Thursday, August 02, 2007

 

Cameron's Critics Should Read Peter Riddell Today

Readers of this blog will know it is not wholly objective- I've never thought that academic impartiality is either honest or especially effective as a teaching mode- but I have to say that my truly unbiased view is that the Conservative party has been just a little beastly to its leader. I advise its members-especially those head-banging Tebbitt types- to read Peter Riddell in today's Times.

Riddell is possibly not Fleet Street's most eloquent scribe, but in my view, he is by some distance its most shrewd and wise. He points out that Cameron suffered from being over-hyped when he arrived, just as he is being over dumped-on now that the gloss has worn off. All leaders of Opposition have down periods when events, luck and the polls do them damage:

Mr Cameron has the correct basic strategy but winning power was always going to be a long job, just as it was for Labour in the 1980s and 1990s. It depends both on the governing party coming apart, and yourself becoming appealing.

Cameron's recent travails have been the result of Brown's surprising debut:

Whatever doubts exist about his blizzard of initiatives, Mr Brown looks and behaves like a prime minister... The underestimation of Mr Brown, and his capacity to change, has been the Tories’ single most serious failure.

Riddell is clearly correct here: the Tories set up a straw man pre Brown accession- a dour, unsociable, unimaginative, lumbering Old Labour dinosaur- and couldn't wait to dismantle him once he came to power, when they found someone else occupying Gordon's body. I can't really blame them as, to a degree, I shared some aspects of these expectations on the basis of what we then knew. But now Cameron has to regroup and rethink. Riddell advises that:

'the only thing that matters for Mr Cameron is to define himself and his party... Unless, and until, the Tories say how they would alter the size and role of the State, talk of cutting the tax burden (as opposed to cuts in individual taxes) rings hollow.

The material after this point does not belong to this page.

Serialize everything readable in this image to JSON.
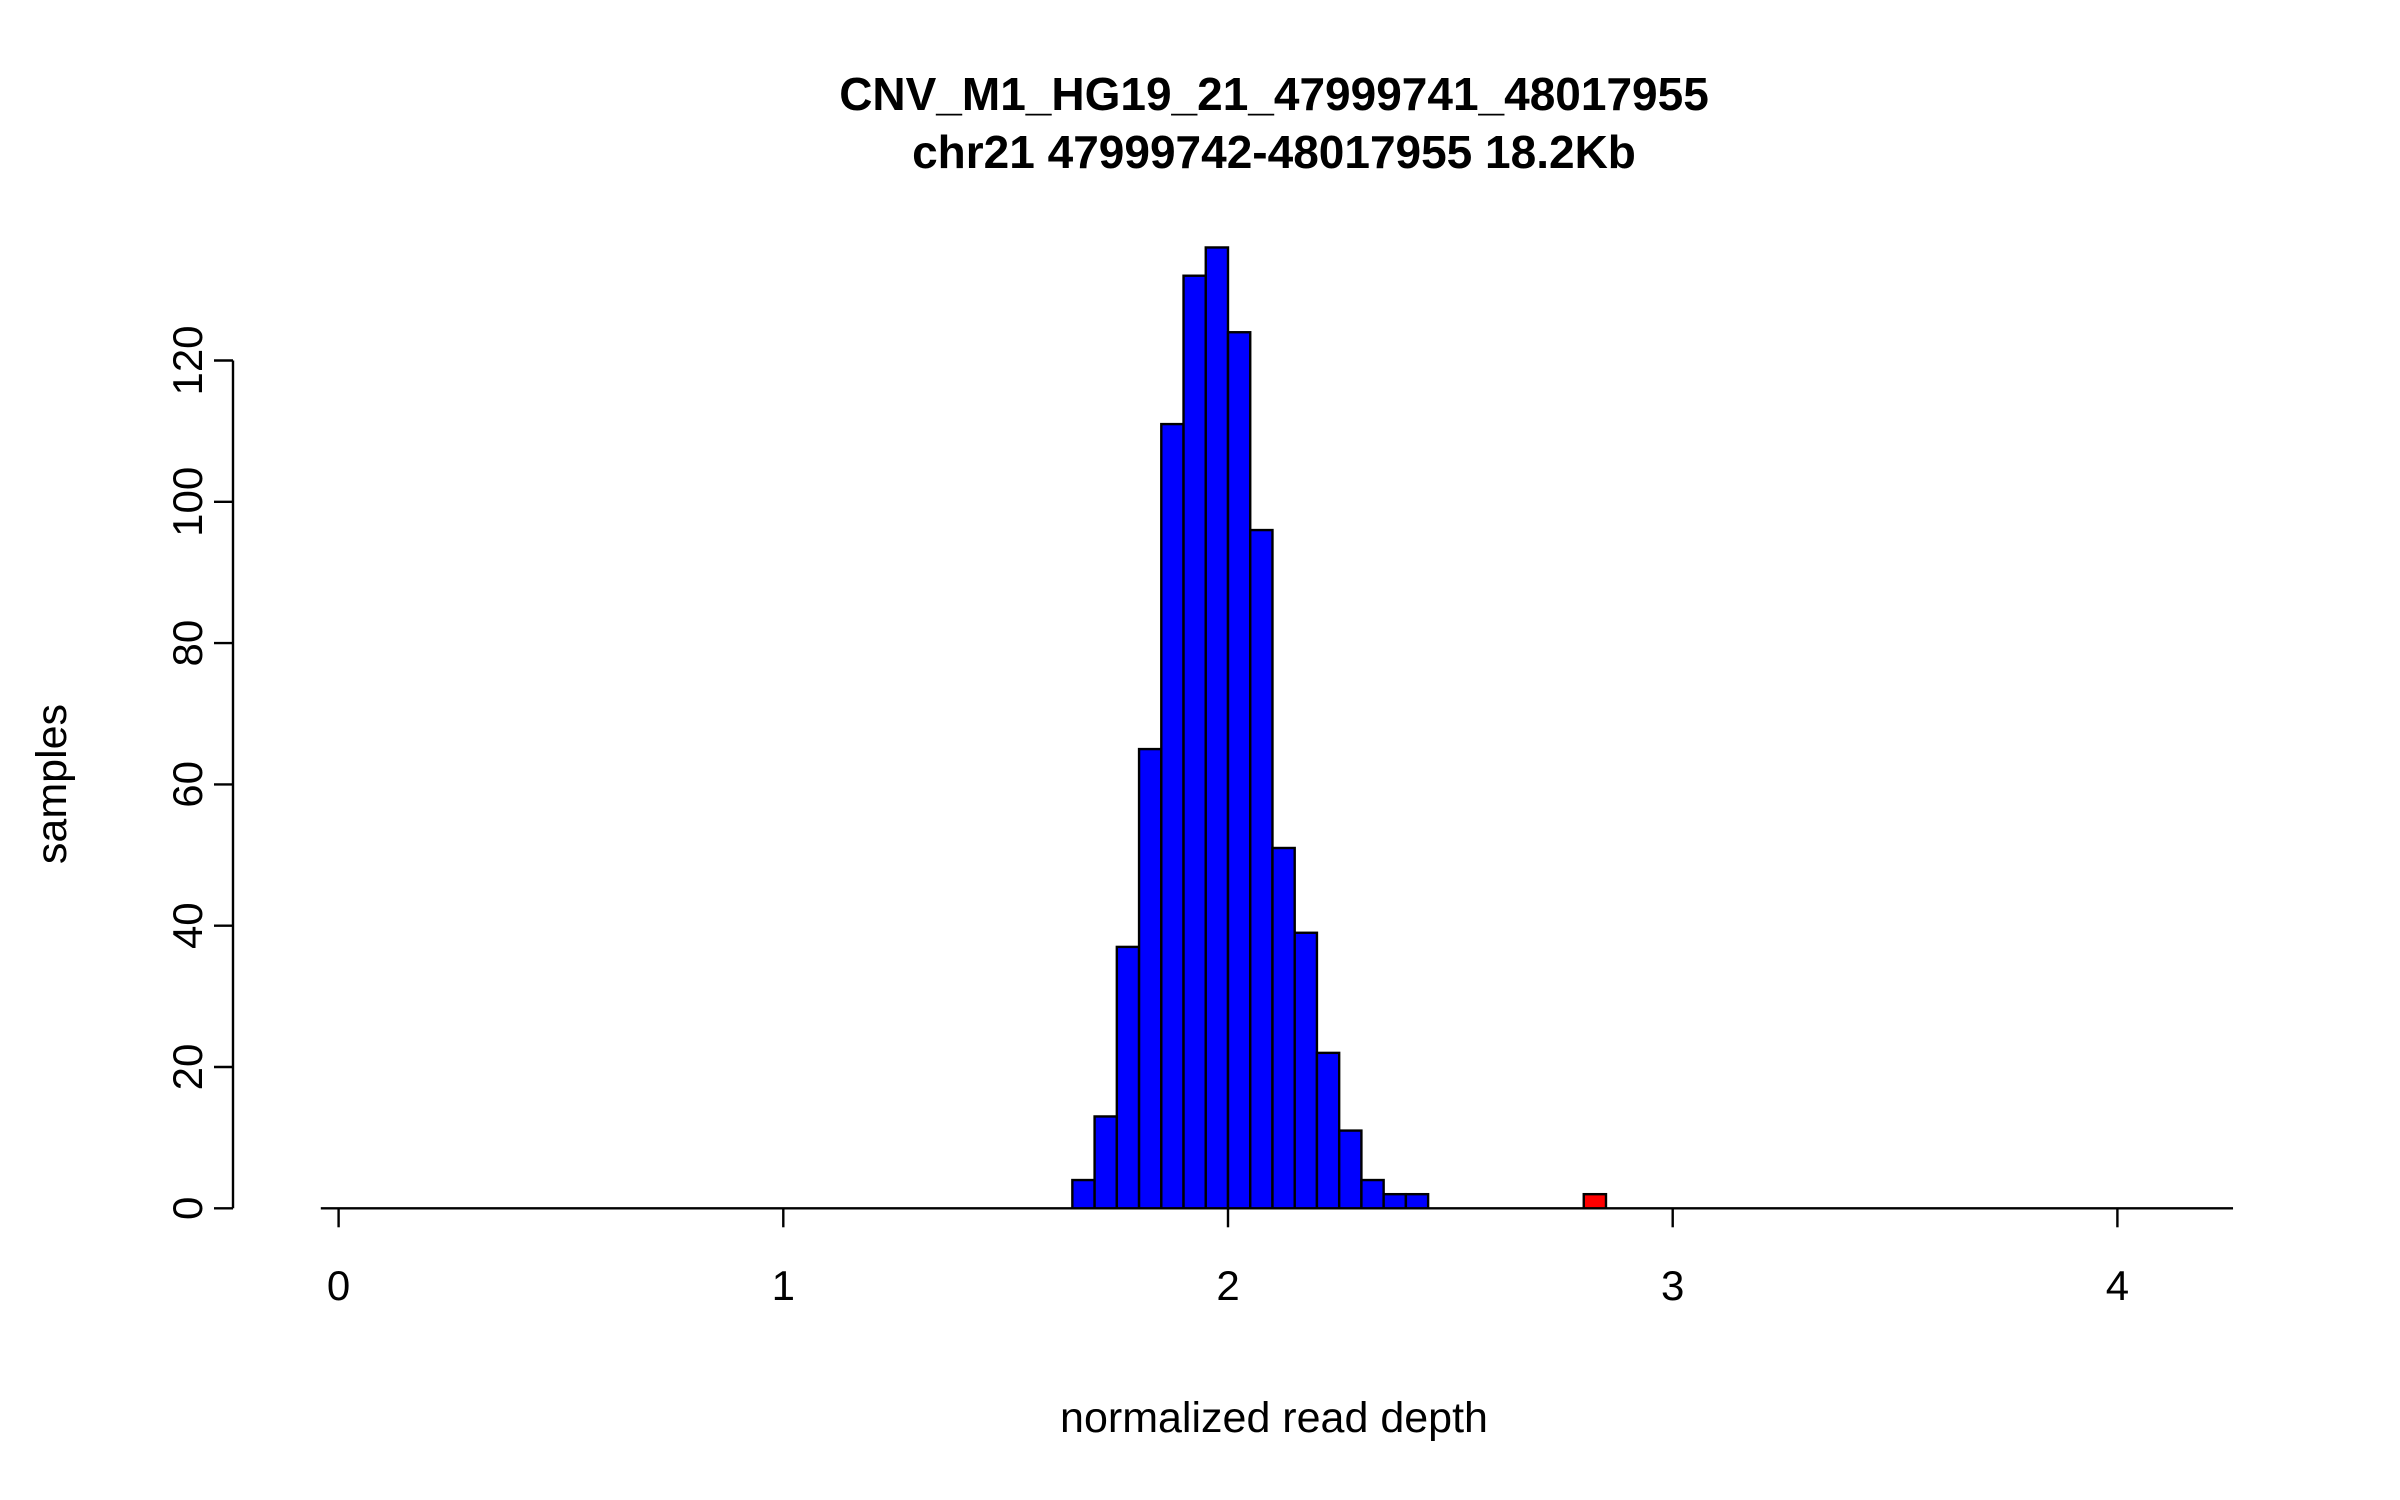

So the Tories should indeed keep their nerve, lay off their leader, and accept that the natural ebb and flow of politics puts you behind for a while, as well as in front. They need to keep their heads down and work at becoming electable as Labour did for so many years. I don't want to see Cameron as PM- heaven forbid- but I'd settle for him sooner than some crazed idiot who thinks the spirit of the sainted Margaret can be exhumed, preserved, and somehow breathed back into the body of the Conservative Party.

Comments:
Well said Skipper.

I might be slightly more amenable to Cameron as PM than you but share your revulsion at the extremes in either political tradition. I suspect there are many on the centre-right like me who would sooner tolerate Brown as PM than the sort of loony right-wing character Camerons critics are urging him to become.
 
Cassilis
How nice to hear from you again! Yes, the eighties were when my antipathy to blindly dogmatic right-wingers was born and my nightmare is that those days might return.
 
I’m flabbergasted a how the Tories have behaved. But it is up to Cameron to lead.